Baseball has returned, and spring training has officially started for the Tampa Bay Rays in Port Charlotte, as players have reported to camp.
The Rays have a handful of exciting prospects and non-roster invitees who have plenty to prove this spring, and it should be interesting to see which surprise players will grab everyone's attention.
Here are seven names to watch for in the next six weeks.
Ever since being drafted first overall by the Rays in 2008, Tim Beckham has been nothing but a disappointment.
The 23-year-old middle infielder was obviously drafted with sky-high expectations but has yet to break out in the minors during his four seasons in the organization.
Beckham will most likely be starting the season with Triple-A Durham, but he should be on a mission this spring to prove that he can finally break into the big leagues.
Many thought that year would be 2012, but a 50-game suspension and injuries were huge setbacks in Beckham's progress. Hopefully, spring training will serve as a clean sheet for Beckham to start over and turn things around in what has been a bumpy young career.
The Rays acquired 23-year-old southpaw Mike Montgomery from the Kansas City Royals in December's blockbuster James Shields trade.
Montgomery spent four seasons in Kansas City's organization and, at one time, was considered to be one of the team's top prospects. But Montgomery has struggled the past two years at the Triple-A level, posting a lopsided 8-17 record with a 5.46 ERA.
He probably won't make an impact on the Rays in the near future, but he is out to prove he is nearly major-league ready.
Although Montgomery has good stuff and the tools to be an MLB starter, a career as a reliever seems more likely at the moment.
If he pitches well enough in 2013, we might even see him contribute to Tampa Bay's bullpen this season.
Alex Colome is one sleeper prospect with high upside who should be closely watched this season. The 24-year-old right-hander has gradually moved up the ranks over the past few years in the Rays' farm system and pitched his way to Triple-A last season.
Colome has impressive raw stuff that can blow away big league hitters, which should make him a sight to watch in Port Charlotte.
This could be the year he makes his MLB debut as he continues to develop as a pitcher.

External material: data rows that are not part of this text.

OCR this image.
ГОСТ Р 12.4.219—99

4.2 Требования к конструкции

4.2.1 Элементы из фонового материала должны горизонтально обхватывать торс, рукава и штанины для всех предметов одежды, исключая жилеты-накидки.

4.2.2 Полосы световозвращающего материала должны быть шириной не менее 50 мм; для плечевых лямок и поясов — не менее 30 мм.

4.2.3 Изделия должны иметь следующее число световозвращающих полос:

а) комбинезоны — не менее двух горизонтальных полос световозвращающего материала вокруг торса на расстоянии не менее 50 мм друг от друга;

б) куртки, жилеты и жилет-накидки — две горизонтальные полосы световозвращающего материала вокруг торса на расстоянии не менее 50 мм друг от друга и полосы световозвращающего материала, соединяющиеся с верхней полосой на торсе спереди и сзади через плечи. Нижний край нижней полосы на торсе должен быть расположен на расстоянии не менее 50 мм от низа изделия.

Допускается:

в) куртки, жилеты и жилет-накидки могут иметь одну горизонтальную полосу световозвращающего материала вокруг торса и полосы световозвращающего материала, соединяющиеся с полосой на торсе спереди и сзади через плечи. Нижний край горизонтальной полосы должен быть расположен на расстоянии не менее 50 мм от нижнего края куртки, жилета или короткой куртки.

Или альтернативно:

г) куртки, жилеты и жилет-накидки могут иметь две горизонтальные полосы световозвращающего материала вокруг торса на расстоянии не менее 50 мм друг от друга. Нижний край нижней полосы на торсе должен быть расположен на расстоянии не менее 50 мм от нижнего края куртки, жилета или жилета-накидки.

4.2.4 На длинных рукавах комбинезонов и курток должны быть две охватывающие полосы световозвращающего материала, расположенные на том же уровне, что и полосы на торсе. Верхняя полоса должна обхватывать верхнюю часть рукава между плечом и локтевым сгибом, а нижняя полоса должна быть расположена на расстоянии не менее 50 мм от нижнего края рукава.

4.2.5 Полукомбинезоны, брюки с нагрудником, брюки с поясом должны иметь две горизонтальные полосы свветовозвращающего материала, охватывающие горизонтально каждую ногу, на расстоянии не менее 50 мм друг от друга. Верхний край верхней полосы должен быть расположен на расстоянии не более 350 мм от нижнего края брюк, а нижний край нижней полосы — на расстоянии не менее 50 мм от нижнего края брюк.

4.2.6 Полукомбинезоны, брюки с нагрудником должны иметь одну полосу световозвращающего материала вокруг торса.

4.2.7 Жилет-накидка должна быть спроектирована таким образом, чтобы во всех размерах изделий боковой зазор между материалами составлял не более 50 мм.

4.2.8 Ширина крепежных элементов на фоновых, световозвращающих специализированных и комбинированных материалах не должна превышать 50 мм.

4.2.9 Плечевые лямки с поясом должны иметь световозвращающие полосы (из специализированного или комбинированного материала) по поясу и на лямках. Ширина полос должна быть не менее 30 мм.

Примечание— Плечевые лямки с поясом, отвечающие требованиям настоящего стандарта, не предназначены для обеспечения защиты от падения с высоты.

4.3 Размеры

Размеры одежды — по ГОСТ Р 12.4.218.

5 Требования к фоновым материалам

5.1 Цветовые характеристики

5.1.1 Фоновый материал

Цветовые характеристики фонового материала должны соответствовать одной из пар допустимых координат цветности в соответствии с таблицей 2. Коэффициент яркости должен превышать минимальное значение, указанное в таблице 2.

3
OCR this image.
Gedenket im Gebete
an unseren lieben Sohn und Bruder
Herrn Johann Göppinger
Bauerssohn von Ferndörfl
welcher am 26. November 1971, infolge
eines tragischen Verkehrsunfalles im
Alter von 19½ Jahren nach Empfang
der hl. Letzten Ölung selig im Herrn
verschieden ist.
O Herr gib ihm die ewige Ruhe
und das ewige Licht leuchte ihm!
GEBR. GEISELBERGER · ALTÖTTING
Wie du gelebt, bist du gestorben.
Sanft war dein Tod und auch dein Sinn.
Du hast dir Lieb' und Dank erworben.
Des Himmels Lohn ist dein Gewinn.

That being said, spring training will be a great opportunity for him to show off his potential to the Rays.
Right-hander Jake Odorizzi was one of four prospects acquired in the James Shields trade this offseason, adding yet another talented young starting pitcher to the Rays' organization.
Odorizzi had somewhat of a breakout year in the minors in 2012, going 15-5 with a 3.03 ERA through 25 starts in both Double-A and Triple-A. He also got his first taste of the big leagues with the Royals, making two brief starts.
He will be battling for the fifth spot in the rotation this spring against teammates Jeff Niemann, Roberto Hernandez and possibly even Chris Archer. His odds of making the Opening Day rotation are not good at all, but if he shines bright enough, he could maybe just sneak in.
Even if we don't see Odorizzi with the Rays early in the season, we can expect to see him contribute to the team sometime later in the year.
Wil Myers is the prospect to watch in Major League Baseball this spring.
The 22-year-old phenom slugger was the prize acquisition in the James Shields trade and is considered arguably the top hitting prospect in all of baseball.
Even if Myers plays well during spring training, his chances of making the Opening Day roster are slim. There is one backup outfielder on the 25-man roster, and although Myers may be good enough for the spot, the Rays are not going to want their top prospect to start the year on the bench.
Whether he makes the roster or not, Myers' powerful bat will be a ton of fun to watch in the coming weeks.
After missing almost the entire 2012 season with a shoulder injury, outfielder Brandon Guyer is returning to baseball this spring hoping for a fresh start.
Guyer has already had two brief stints in the majors in the past two seasons but has spent most of his time with Triple-A Durham, where he has played pretty well.
After missing such a significant amount of time, Guyer is no longer considered a top prospect in the organization like he was once.
Spring training will be a great opportunity for him to prove that he's an MLB-caliber player, however.
Guyer will also be competing for the backup outfield spot on the Opening Day roster, but it is probably going to take a standout performance this spring to accomplish that.
One of the Rays' better position-player prospects and among the best shortstop prospects in all of baseball, Hak-Ju Lee is definitely a must-watch this spring in Port Charlotte.
His blazing speed and tremendous defensive upside will surely attract plenty of attention in the next few weeks.
Lee has played with both High Single-A Charlotte and Double-A Montgomery for the past two seasons after being acquired in the Matt Garza trade. He still hasn't had the breakout year in the minors that Rays fans have been anticipating, but nonetheless, Lee has made slow progress up the organizational ranks.
Lee will be eying a spot on Triple-A Durham's Opening Day lineup, and a good spring training performance would obviously help his case.